The financial markets, ever the cold arbiters of geopolitical reality, have reacted with a collective yawn to the latest display of fraternal solidarity between Beijing and Pyongyang. Xi Jinping and Kim Jong Un have once again pledged to strengthen their 'axis,' a term that sends shivers down the spines of diplomats but barely registers a blip on the Bloomberg terminal.
For those of us who have spent decades watching the ebb and flow of capital, this is familiar territory. The East Asian power bloc is hardly a new phenomenon; it is merely the latest iteration of the old Sino-North Korean marriage of convenience. The difference this time is the context: Britain, with its post-Brexit ambitions to pivot towards the Indo-Pacific, is left on the sidelines, nursing a cup of lukewarm tea.
The immediate reaction in the gilt market was negligible. The 10-year yield held steady at 4.2%, as if to say, 'We have seen this before.' Currency markets were similarly unmoved, with sterling trading in a narrow range against the dollar. Inflation expectations, the ghost that haunts the Bank of England's every move, remained anchored. Why? Because the market understands that this axis, for all its rhetoric, is a slow-burn threat. It is not a sudden shock like a rate hike or a fiscal crisis. It is a structural shift that will erode Britain's strategic position over years, not days.
Let us examine the numbers. China accounts for roughly 7% of UK exports, a figure that has remained stubbornly static despite years of ministerial visits and trade delegations. North Korea is a rounding error. The real exposure is indirect: supply chains, commodity prices, and the stability of global trade routes. If this axis leads to increased tensions in the South China Sea or a rerouting of semiconductor production, then British manufacturers will feel the pinch. But that is a slow bleed, not a haemorrhage.

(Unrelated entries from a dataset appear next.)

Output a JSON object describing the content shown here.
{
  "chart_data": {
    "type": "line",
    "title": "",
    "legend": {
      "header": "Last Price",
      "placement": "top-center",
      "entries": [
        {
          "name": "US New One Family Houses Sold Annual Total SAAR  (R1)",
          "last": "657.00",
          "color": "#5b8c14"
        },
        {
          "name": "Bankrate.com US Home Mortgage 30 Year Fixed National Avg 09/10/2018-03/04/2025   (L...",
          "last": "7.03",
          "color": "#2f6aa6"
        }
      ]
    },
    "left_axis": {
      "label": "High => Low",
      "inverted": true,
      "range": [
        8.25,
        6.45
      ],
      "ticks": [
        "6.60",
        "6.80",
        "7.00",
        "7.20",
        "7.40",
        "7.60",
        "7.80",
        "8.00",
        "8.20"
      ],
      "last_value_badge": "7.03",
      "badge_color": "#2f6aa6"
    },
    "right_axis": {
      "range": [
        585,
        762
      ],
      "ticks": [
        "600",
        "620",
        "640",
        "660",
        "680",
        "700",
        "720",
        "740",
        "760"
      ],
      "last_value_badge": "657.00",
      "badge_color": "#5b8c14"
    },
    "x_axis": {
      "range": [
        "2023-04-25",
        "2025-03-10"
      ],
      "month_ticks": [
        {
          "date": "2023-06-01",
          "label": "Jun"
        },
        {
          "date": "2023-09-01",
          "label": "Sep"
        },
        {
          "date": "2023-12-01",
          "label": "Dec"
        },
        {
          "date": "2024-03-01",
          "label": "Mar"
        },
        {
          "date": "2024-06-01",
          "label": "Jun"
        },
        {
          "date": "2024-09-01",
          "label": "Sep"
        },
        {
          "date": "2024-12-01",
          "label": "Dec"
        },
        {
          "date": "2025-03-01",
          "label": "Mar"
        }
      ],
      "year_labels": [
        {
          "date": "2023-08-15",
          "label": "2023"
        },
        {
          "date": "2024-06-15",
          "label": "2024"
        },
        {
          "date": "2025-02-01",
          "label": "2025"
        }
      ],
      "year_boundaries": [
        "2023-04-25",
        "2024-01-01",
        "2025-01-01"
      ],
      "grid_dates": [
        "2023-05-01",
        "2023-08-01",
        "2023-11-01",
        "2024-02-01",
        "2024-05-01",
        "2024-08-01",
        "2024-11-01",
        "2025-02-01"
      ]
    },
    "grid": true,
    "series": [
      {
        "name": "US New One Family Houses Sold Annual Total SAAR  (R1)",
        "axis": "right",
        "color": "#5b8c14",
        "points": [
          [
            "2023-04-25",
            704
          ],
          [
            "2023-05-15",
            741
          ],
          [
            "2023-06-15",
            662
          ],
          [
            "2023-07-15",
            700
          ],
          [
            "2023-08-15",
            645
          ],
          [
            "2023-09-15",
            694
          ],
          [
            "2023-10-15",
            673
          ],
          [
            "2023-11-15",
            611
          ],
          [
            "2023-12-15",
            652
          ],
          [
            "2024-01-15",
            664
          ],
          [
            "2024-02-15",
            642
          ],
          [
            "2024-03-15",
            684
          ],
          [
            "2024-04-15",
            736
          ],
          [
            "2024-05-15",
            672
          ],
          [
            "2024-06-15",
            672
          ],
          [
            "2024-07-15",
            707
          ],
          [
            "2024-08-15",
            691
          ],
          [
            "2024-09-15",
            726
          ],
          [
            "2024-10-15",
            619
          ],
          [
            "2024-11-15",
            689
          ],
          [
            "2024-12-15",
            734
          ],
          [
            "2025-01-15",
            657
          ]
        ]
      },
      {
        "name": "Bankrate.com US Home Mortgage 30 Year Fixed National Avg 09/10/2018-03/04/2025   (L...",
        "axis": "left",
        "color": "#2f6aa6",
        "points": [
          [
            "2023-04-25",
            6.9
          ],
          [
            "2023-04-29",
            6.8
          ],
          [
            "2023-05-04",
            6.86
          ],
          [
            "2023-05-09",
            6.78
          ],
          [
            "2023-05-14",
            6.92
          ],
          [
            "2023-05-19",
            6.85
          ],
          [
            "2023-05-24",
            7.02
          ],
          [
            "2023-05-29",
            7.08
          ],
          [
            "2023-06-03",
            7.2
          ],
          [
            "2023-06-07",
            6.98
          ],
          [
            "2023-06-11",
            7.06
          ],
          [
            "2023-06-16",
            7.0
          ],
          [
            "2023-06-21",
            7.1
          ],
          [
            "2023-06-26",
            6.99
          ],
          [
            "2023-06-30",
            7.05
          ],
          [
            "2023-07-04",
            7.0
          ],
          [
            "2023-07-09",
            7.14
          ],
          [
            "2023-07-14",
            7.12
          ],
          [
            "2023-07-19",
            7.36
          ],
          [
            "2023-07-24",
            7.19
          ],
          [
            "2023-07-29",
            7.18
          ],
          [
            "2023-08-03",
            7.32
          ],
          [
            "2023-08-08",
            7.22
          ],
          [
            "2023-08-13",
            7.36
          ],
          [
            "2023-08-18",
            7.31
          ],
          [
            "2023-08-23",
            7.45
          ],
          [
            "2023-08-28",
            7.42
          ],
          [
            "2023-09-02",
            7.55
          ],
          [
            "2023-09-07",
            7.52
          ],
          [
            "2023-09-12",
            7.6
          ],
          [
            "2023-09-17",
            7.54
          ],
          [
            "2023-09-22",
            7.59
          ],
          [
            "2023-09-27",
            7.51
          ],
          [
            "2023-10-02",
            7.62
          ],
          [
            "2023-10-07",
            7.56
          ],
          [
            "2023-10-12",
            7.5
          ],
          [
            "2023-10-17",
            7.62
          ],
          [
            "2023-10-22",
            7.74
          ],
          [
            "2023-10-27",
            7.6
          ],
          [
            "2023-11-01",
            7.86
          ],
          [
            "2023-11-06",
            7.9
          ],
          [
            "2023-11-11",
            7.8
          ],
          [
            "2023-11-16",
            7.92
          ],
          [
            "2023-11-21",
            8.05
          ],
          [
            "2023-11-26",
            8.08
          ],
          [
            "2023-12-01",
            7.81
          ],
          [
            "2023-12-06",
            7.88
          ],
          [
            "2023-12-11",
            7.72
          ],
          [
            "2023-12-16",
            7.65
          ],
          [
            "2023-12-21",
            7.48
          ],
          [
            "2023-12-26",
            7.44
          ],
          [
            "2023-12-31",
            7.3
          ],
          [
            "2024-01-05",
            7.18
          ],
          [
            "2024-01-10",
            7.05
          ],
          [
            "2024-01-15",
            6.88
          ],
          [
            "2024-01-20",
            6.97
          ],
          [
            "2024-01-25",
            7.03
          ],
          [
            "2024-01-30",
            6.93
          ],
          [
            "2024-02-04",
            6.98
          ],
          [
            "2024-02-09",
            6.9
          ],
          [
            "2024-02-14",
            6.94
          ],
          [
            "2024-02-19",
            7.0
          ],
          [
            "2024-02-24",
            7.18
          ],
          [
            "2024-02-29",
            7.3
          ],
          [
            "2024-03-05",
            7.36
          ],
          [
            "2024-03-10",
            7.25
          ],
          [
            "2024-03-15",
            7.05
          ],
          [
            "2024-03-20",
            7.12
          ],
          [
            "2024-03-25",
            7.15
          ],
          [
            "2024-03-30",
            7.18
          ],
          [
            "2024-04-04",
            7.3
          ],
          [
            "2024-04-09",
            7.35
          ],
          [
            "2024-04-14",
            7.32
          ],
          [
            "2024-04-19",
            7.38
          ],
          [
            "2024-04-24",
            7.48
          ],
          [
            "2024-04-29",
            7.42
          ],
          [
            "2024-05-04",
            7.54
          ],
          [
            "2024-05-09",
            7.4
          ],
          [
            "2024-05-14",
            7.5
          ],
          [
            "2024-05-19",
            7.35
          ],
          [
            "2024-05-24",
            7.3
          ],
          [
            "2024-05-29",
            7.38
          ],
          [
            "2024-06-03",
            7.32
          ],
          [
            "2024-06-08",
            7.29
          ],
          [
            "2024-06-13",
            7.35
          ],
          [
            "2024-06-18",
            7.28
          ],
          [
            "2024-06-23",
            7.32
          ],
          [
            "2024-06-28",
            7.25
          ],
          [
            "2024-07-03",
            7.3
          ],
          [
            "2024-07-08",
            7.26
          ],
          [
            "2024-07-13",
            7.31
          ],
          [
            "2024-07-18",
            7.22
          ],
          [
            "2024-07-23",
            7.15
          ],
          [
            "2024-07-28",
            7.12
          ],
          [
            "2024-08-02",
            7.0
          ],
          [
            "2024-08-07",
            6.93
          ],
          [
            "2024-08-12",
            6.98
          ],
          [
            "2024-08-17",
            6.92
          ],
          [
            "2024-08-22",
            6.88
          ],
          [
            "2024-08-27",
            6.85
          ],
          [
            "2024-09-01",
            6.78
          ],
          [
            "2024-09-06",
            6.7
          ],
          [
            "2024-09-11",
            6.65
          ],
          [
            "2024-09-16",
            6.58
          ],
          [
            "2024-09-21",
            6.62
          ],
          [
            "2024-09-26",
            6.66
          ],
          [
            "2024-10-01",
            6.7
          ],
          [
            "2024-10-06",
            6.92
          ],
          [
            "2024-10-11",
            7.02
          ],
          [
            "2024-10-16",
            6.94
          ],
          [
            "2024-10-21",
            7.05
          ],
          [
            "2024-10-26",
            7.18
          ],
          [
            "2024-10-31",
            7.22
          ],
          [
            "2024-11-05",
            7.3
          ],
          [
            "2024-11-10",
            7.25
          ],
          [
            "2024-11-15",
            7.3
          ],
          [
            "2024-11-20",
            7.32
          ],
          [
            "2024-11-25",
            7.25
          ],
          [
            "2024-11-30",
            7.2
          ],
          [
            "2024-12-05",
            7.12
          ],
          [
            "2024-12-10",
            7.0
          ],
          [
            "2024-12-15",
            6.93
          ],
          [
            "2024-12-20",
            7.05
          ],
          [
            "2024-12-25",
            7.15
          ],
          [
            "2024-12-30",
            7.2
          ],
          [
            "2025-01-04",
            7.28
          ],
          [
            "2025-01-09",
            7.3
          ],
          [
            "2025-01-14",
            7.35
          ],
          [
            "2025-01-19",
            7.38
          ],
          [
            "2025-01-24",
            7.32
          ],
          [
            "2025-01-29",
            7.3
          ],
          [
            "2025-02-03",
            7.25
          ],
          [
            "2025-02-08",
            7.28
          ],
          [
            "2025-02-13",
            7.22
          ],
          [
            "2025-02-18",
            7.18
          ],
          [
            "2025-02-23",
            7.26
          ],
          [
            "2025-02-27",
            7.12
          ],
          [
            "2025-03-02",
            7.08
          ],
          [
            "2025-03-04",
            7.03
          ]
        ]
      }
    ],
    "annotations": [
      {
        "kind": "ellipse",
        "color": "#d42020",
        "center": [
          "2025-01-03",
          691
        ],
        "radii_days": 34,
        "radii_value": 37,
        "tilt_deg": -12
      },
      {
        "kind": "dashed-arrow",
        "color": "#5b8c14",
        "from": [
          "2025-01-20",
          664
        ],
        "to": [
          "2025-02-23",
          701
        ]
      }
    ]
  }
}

The fiscal implications are worth pondering. Jeremy Hunt, the Chancellor, is already walking a tightrope between fiscal responsibility and public spending demands. An escalation in East Asian tensions could force a reassessment of defence budgets. The UK's commitment to NATO spending (2% of GDP) is already a stretch. Adding another front in the Pacific would require either higher taxes or deeper cuts. Neither is politically palatable, but the market will demand one or the other. Bond vigilantes, the ghosts of the Truss era, are never far away.
There is also the question of capital flight. The axis between Beijing and Pyongyang does not directly threaten the City of London. But it does raise the spectre of a bipolar world where capital flows are weaponised. If China accelerates its de-dollarisation efforts, the ripple effects could hit London's status as a global financial hub. The UK's dependence on foreign capital to finance its current account deficit is a vulnerability that policymakers prefer to ignore. The last thing we need is a liquidity crisis in the gilt market.
So where does this leave us? The headlines may scream about a 'new axis,' but the market's reaction is telling: it is a bearish yawn. The story here is not the immediate volatility but the slow erosion of Britain's strategic leverage. The bottom line is that the UK, once a master of the global chessboard, is now a pawn in a game played by larger powers. The only prudent response is to tighten fiscal discipline, shore up domestic resilience, and perhaps invest in a few more aircraft carriers. But that requires political will, and as any trader knows, political will is the most volatile asset of all.